Brought suddenly upon such a civilization, after the blankness of a long ocean voyage, one is reminded instinctively of the feelings of that bewildered individual who, after a dinner at which he had eventually ceased to be himself, was by way of pleasantry left out overnight in a graveyard, on their way home, by his humorously inclined companions; and who, on awaking alone, in a still dubious condition, looked around him in surprise, rubbed his eyes two or three times to no purpose, and finally muttered in a tone of awe-struck conviction, "Well, either I’m the first to rise, or I’m a long way behind time!"

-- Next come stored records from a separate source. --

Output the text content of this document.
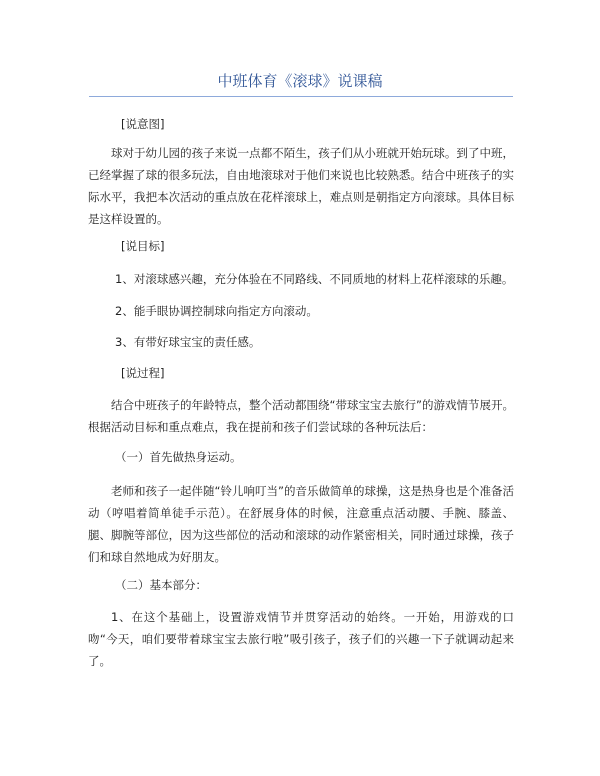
中班体育《滚球》说课稿
[说意图]
球对于幼儿园的孩子来说一点都不陌生，孩子们从小班就开始玩球。到了中班，已经掌握了球的很多玩法，自由地滚球对于他们来说也比较熟悉。结合中班孩子的实际水平，我把本次活动的重点放在花样滚球上，难点则是朝指定方向滚球。具体目标是这样设置的。
[说目标]
1、对滚球感兴趣，充分体验在不同路线、不同质地的材料上花样滚球的乐趣。
2、能手眼协调控制球向指定方向滚动。
3、有带好球宝宝的责任感。
[说过程]
结合中班孩子的年龄特点，整个活动都围绕“带球宝宝去旅行”的游戏情节展开。根据活动目标和重点难点，我在提前和孩子们尝试球的各种玩法后：
（一）首先做热身运动。
老师和孩子一起伴随“铃儿响叮当”的音乐做简单的球操，这是热身也是个准备活动（哼唱着简单徒手示范）。在舒展身体的时候，注意重点活动腰、手腕、膝盖、腿、脚腕等部位，因为这些部位的活动和滚球的动作紧密相关，同时通过球操，孩子们和球自然地成为好朋友。
（二）基本部分：
1、在这个基础上，设置游戏情节并贯穿活动的始终。一开始，用游戏的口吻“今天，咱们要带着球宝宝去旅行啦”吸引孩子，孩子们的兴趣一下子就调动起来了。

Whether their failure to follow the natural course of evolution results in bringing them in at the death just the same or not, these people are now, at any rate, stationary not very far from the point at which we all set out. They are still in that childish state of development before self-consciousness has spoiled the sweet simplicity of nature. An impersonal race seems never to have fully grown up.

Partly for its own sake, partly for ours, this most distinctive feature of the Far East, its marked impersonality, is well worthy particular attention; for while it collaterally suggests pregnant thoughts about ourselves, it directly underlies the deeper oddities of a civilization which is the modern eighth wonder of the world. We shall see this as we look at what these people are, at what they were, and at what they hope to become; not historically, but psychologically, as one might perceive, were he but wise enough, in an acorn, besides the nut itself, two oaks, that one from which it fell, and that other which from it will rise. These three states, which we may call its potential past, present, and future, may be observed and studied in three special outgrowths of a race’s character: in its language, in its every-day thoughts, and in its religion. For in the language of a people we find embalmed the spirit of its past; in its every-day thoughts, be they of arts or sciences, is wrapped up its present life; in its religion lie enfolded its dreamings of a future. From out each of these three subjects in the Far East impersonality stares us in the face. Upon this quality as a foundation rests the Far Oriental character. It is individually rather than nationally that I propose to scan it now. It is the action of a particle in the wave of world-development I would watch, rather than the propagation of the wave itself. Inferences about the movement of the whole will follow of themselves a knowledge of the motion of its parts.

But before we attack the subject esoterically, let us look a moment at the man as he appears in his relation to the community. Such a glance will suggest the peculiar atmosphere of impersonality that pervades the people.

However lacking in cleverness, in merit, or in imagination a man may be, there are in our Western world, if his existence there be so much as noticed at all, three occasions on which he appears in print. His birth, his marriage, and his death are all duly chronicled in type, perhaps as sufficiently typical of the general unimportance of his life. Mention of one’s birth, it is true, is an aristocratic privilege, confined to the world of English society. In democratic America, no doubt because all men there are supposed to be born free and equal, we ignore the first event, and mention only the last two episodes, about which our national astuteness asserts no such effacing equality.

Accepting our newspaper record as a fair enough summary of the biography of an average man, let us look at these three momentous occasions in the career of a Far Oriental.